DataOnTools #5: Tools in the literature
Scientific communications and publications are the best way to promote your work – whether you are a tool developer or a bioinformatician conducting analysis. In this article, we analyze tools publications to explore a new aspect of the evolution of the field of bioinformatics.
Tool publications and citation
In the omicX database, nearly eight out of ten have been published in a peer-reviewed journal, with 41.7% of all tools cited at least once, while 36.0% have never been cited in the literature (Figure 1a). Among those with a PMID, about half of them have never been cited in the literature, and the other half has been cited at least once. This is of importance because citations are the best way for your article to be read.
However, getting more citations is not (always) related to the quality of your work, but may rather be a matter of good timing. To test this hypothesis, we analyzed the extent of tool citation in relation to the timing of development of a new technology, taking into account their publication age (Figure 1b).
A clear trend emerged as seen with the example of RNA-sequencing technology, with the first papers published in 2008; tools dedicated to analysis of RNA-sequencing data that were published in 2009 are on average significantly more cited that tools published in subsequent years (P <0.05), irrespective of the impact factor of the journal of publication (data not shown).
This trend was observed with other technologies including WGS, CHIP-seq and CLIP-seq, suggesting that tools that are the first to resolve a problem are more likely to be established as gold standards or default methods, and by consequence accumulate more citations over time.
The rise of tool pipelines
There are several ways for a bioinformatics tools publication to be cited. For example, when a new version of the tool is release, or in the material and method section of an analysis paper.
For an arguably extended period, biological data consisted of a handful of sequences to be analyzed and compared, which could be done in a few computational steps and by using a single program. However, due to their complexity and quantity, to obtain meaningful data, today’s biological datasets require multiple analysis steps that often need a series of different programs that must be run in a specific order.

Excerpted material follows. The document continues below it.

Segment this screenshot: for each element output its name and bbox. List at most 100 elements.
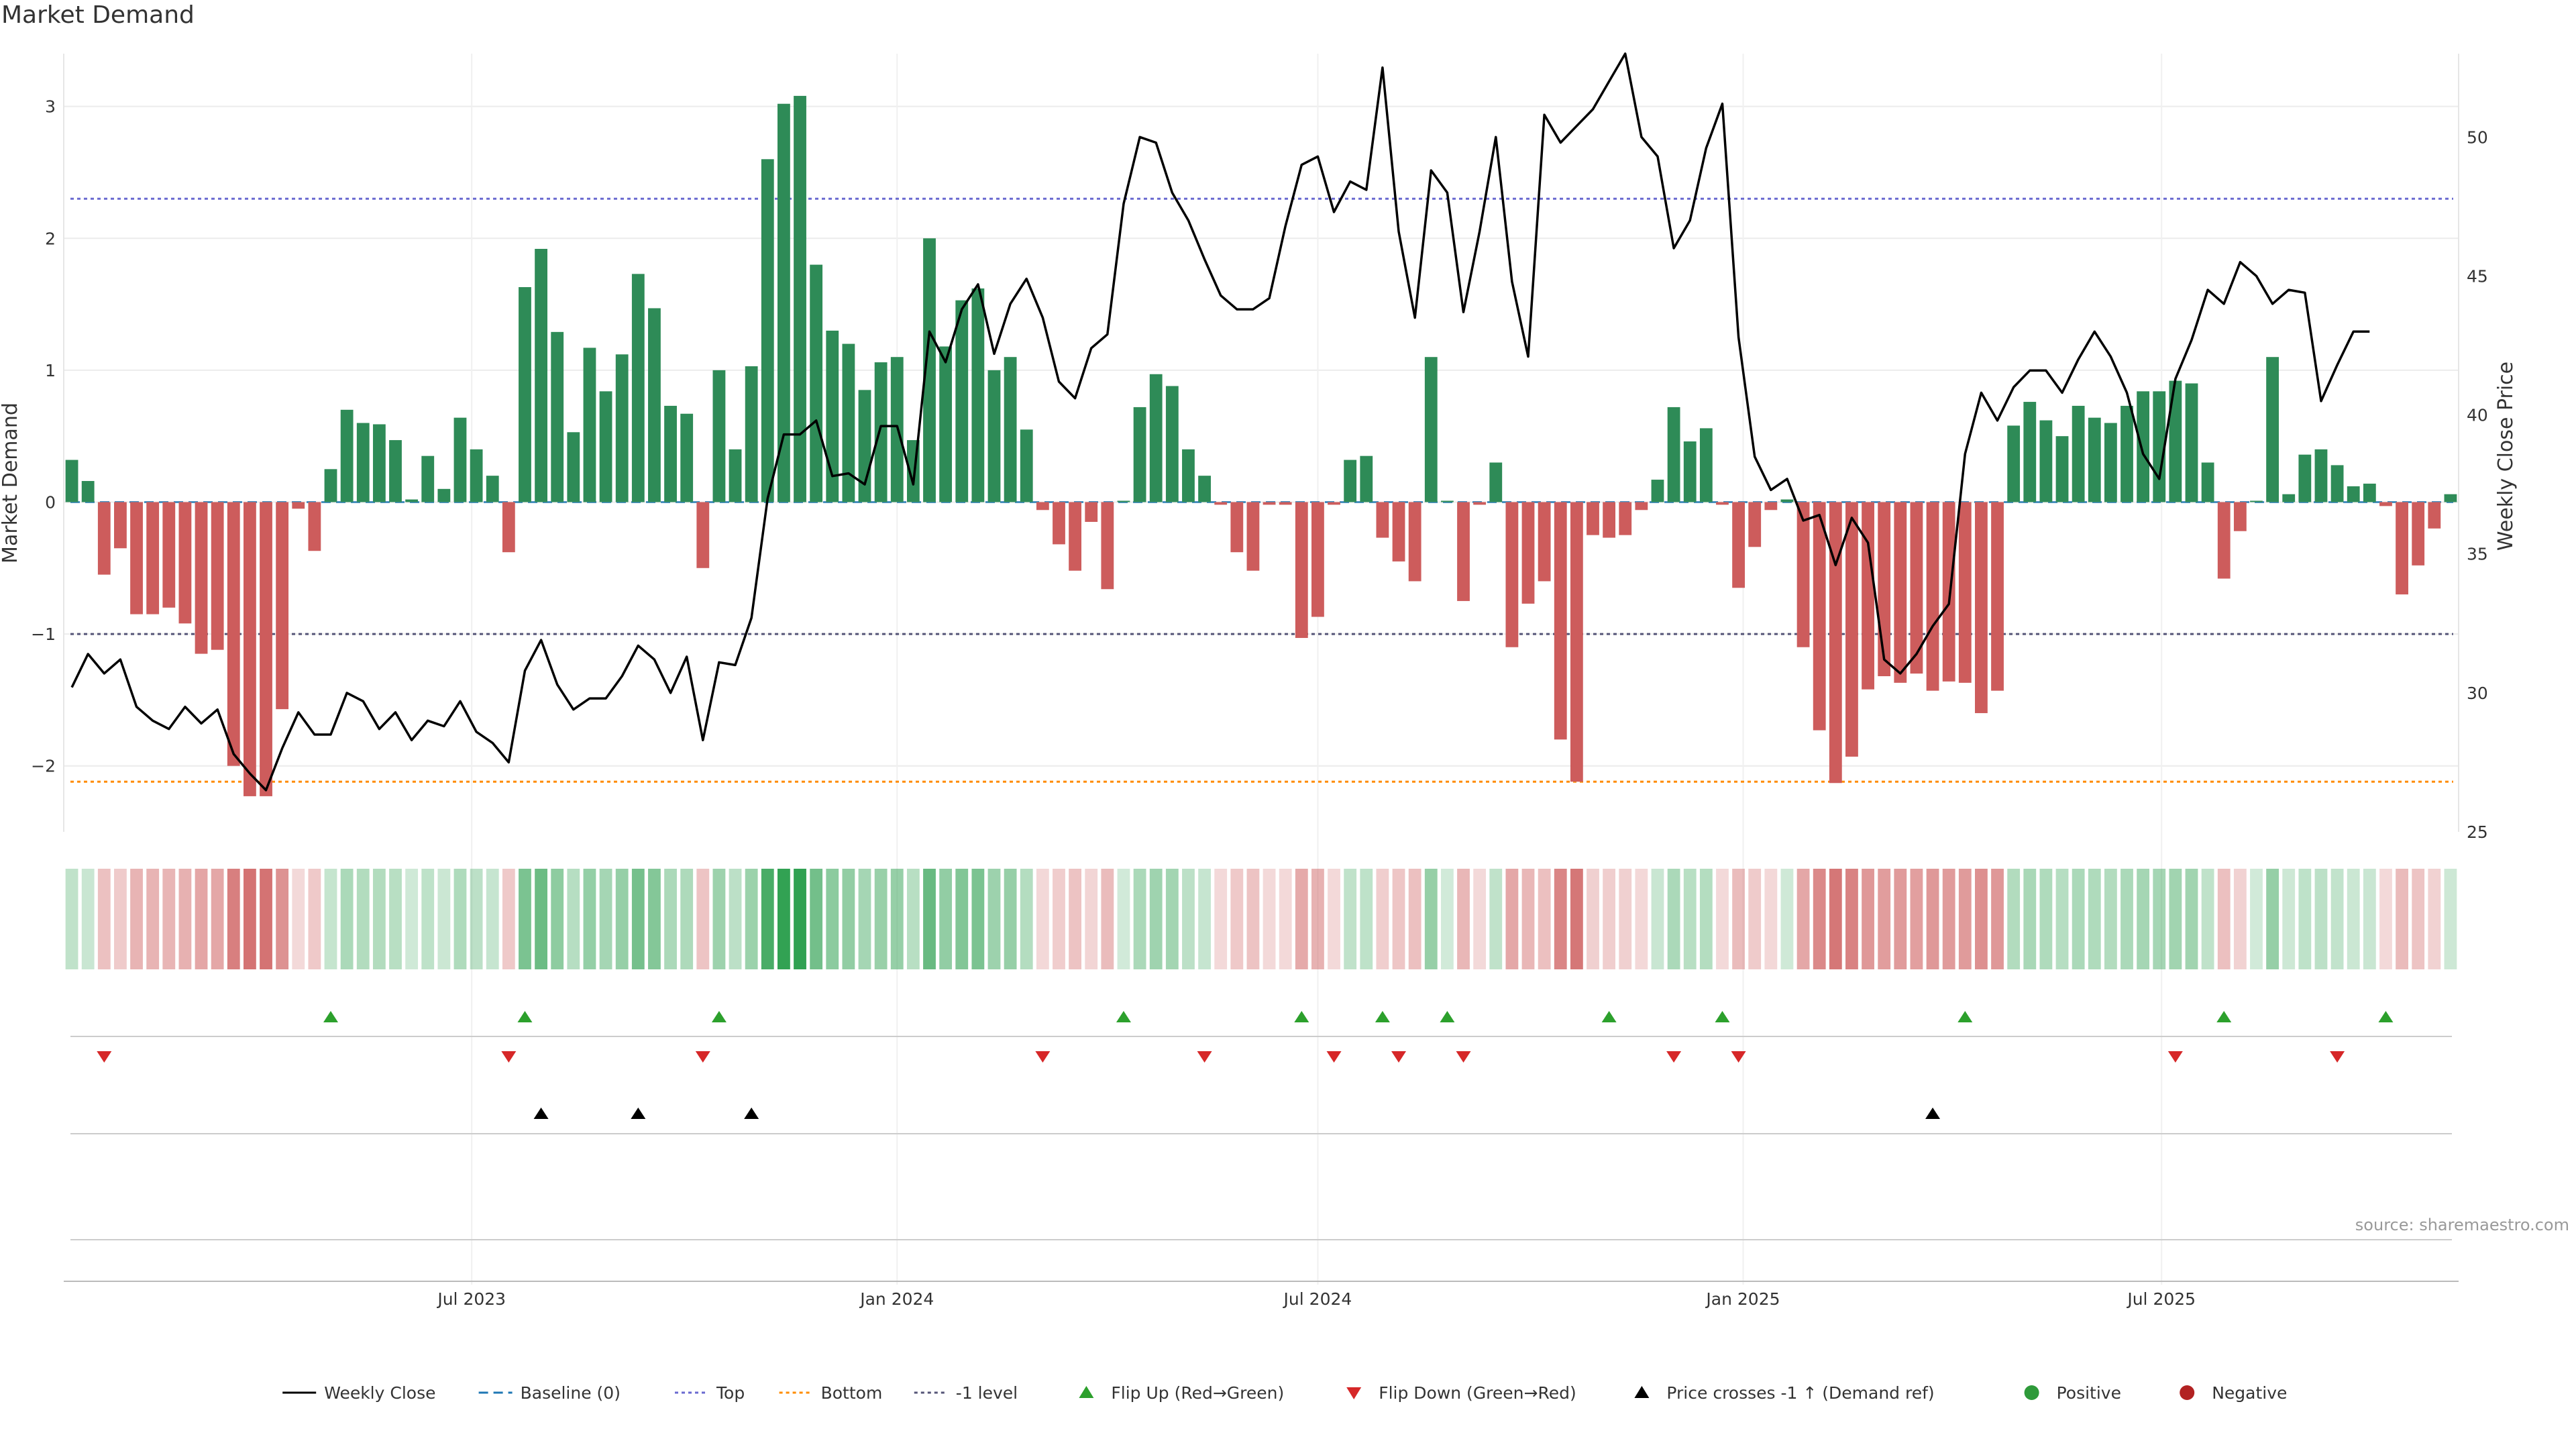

To verify this, we followed the evolution of co-citations (the number of tools cited per publication) and observed an increase in the number of tools jointly cited in scientific publications over time (Figure 2). While publications in the early 2000s were citing one to five tools at most, the number of tools cited per publication has continuously increased since 2005, with 20% of publications in 2015 citing more than six tools.
These results indicate a shift in biological data complexity, now requiring the use of pipelines of tools for effective and productive analysis.